ORIGINAL FAIRY TALES
It is perhaps an exaggeration to assert that Andersen’s fairy tales are “original” because all his narratives reveal how much he borrowed from literature and from the folklore tradition. Nevertheless, he endowed them with his own original touch and personal experiences, and that makes them somewhat unique narratives. The major feature of Andersen’s original literary fairy tales is that he turned known literary motifs into provocative and uncanny stories that challenge conventional expectations and explore modes of magic realism he learned from the German Romantics, especially E. T. A. Hoffmann. Two of his greatest fairy tales—“The Shadow” and “The Little Mermaid”—demonstrate his talent for transforming known folk and literary motifs into highly complex narratives about identity formation. “The Shadow,” clearly based on German writer Adelbert Chamisso’s novella Peter Schlemihl (1813), in which a man sells his shadow to the devil, can also be traced to E. T. A. Hoffman’s tale “The New Year’s Adventure” (1819), in which a man gives up his reflection for love. For Andersen, this loss of a shadow or reflection is transformed into a psychological conflict in which unconscious forces debilitate and eventually destroy a strong ego. The learned man’s identity is literally effaced by his shadow. In “The Little Mermaid,” based on his poem Agnete and the Merman and Friedrich de la Motte Fouqué’s fairy-tale novella Undine (1811), Andersen depicts the quest for identity in a more positive light. There are strong religious overtones in this narrative, in which a young girl learns that becoming human involves self-sacrifice, humility, and devotion. Christian redemption is promised if the mermaid will fulfill her destiny. Other tales, including “The Bronze Pig” (1842) and “Ib and Little Christine” (1855), feature this motif. Many others reflect Andersen’s desire to uncover social contradictions.
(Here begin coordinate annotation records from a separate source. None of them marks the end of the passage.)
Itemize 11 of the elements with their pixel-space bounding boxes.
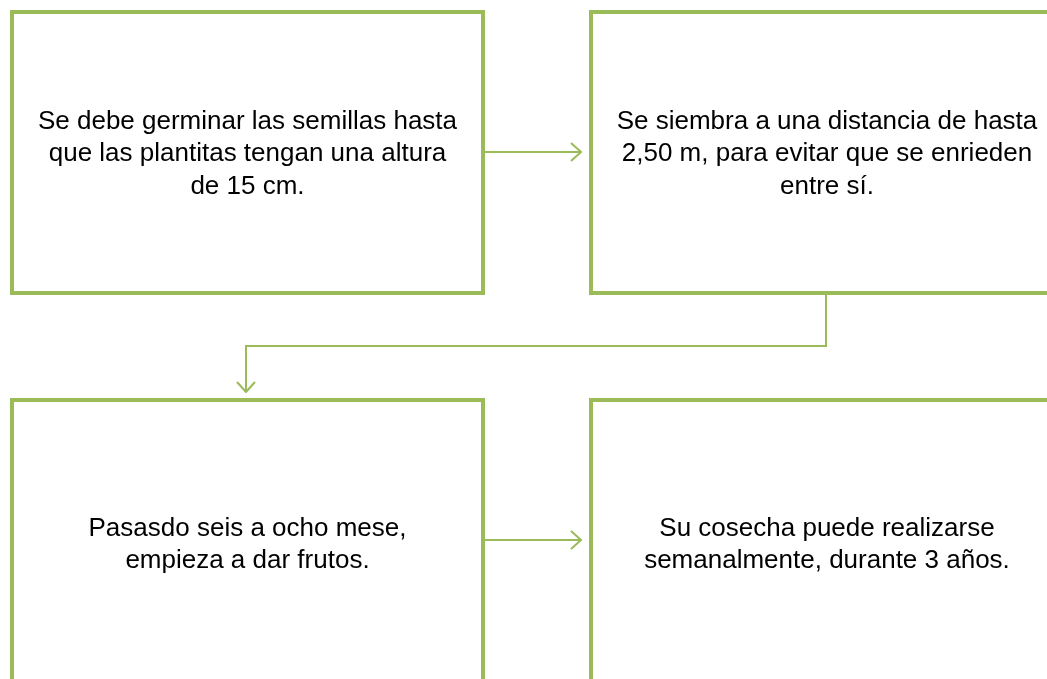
arrow bbox=[484, 142, 582, 162]
arrow bbox=[484, 530, 582, 550]
process-box bbox=[10, 398, 485, 679]
process-box bbox=[10, 10, 485, 295]
step-text: Pasasdo seis a ocho mese, empieza a dar frutos. bbox=[87, 510, 408, 576]
step-text: Se siembra a una distancia de hasta 2,50 m, para evitar que se enrieden entre sí. bbox=[615, 103, 1039, 202]
step-text: Se debe germinar las semillas hasta que las plantitas tengan una altura de 15 cm. bbox=[36, 103, 459, 202]
process-box bbox=[589, 10, 1047, 295]
process-box bbox=[589, 398, 1047, 679]
step-text: Su cosecha puede realizarse semanalmente, durante 3 años. bbox=[643, 510, 1011, 576]
arrow bbox=[236, 294, 827, 393]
What often makes Andersen’s original tales original is their irony—a key element in “The Shadow” but one that is even more pronounced in “The Emperor’s New Clothes” (1837) and “The Naughty Boy” (1835). Andersen used the metaphorical mode of the fairy tale to expose social hypocrisy, and in the best of his original fairy tales, he left his readers not with happy endings, but with startling ones aimed at making them reflect upon ethical and moral behavior.
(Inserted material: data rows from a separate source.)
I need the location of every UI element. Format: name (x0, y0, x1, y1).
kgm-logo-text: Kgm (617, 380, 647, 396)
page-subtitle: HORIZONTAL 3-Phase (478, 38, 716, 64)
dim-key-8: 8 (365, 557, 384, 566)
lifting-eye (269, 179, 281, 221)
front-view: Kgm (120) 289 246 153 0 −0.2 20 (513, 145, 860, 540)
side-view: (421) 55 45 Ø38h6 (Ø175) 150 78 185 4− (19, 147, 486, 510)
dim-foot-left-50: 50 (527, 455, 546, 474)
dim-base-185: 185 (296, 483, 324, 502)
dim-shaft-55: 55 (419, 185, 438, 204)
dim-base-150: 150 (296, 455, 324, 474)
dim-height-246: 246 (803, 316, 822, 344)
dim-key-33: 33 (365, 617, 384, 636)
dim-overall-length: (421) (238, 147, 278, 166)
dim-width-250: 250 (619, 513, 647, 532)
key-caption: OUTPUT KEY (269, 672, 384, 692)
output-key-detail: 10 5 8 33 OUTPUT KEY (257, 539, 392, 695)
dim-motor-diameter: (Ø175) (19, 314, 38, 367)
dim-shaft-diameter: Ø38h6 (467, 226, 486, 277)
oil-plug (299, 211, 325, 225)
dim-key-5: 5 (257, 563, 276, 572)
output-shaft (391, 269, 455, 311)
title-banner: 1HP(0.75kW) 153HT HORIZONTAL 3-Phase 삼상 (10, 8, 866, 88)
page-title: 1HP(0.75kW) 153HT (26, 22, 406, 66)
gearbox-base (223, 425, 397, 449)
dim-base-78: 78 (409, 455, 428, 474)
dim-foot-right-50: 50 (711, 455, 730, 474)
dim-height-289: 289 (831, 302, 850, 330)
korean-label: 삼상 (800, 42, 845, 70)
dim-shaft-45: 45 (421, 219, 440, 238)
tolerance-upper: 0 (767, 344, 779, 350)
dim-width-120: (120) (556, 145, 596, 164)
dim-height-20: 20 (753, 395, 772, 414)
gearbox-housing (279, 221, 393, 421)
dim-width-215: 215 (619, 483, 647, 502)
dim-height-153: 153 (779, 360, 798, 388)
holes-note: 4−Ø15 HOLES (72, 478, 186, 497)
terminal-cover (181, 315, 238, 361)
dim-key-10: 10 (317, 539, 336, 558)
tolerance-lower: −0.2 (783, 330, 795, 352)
EVANGELICAL AND RELIGIOUS TALES
Andersen is not commonly thought of a religious writer; yet religious motifs and themes run through a majority of his tales. This religious dimension is one reason Andersen became so popular in the nineteenth century: He “tamed” the pagan or secular aspects of the folk-tale and fairy-tale traditions and made them acceptable to the nineteenth-century European and American reading publics. To a certain extent, some of his tales fit the standards of evangelical literature, which was very strong and popular throughout Europe and North America.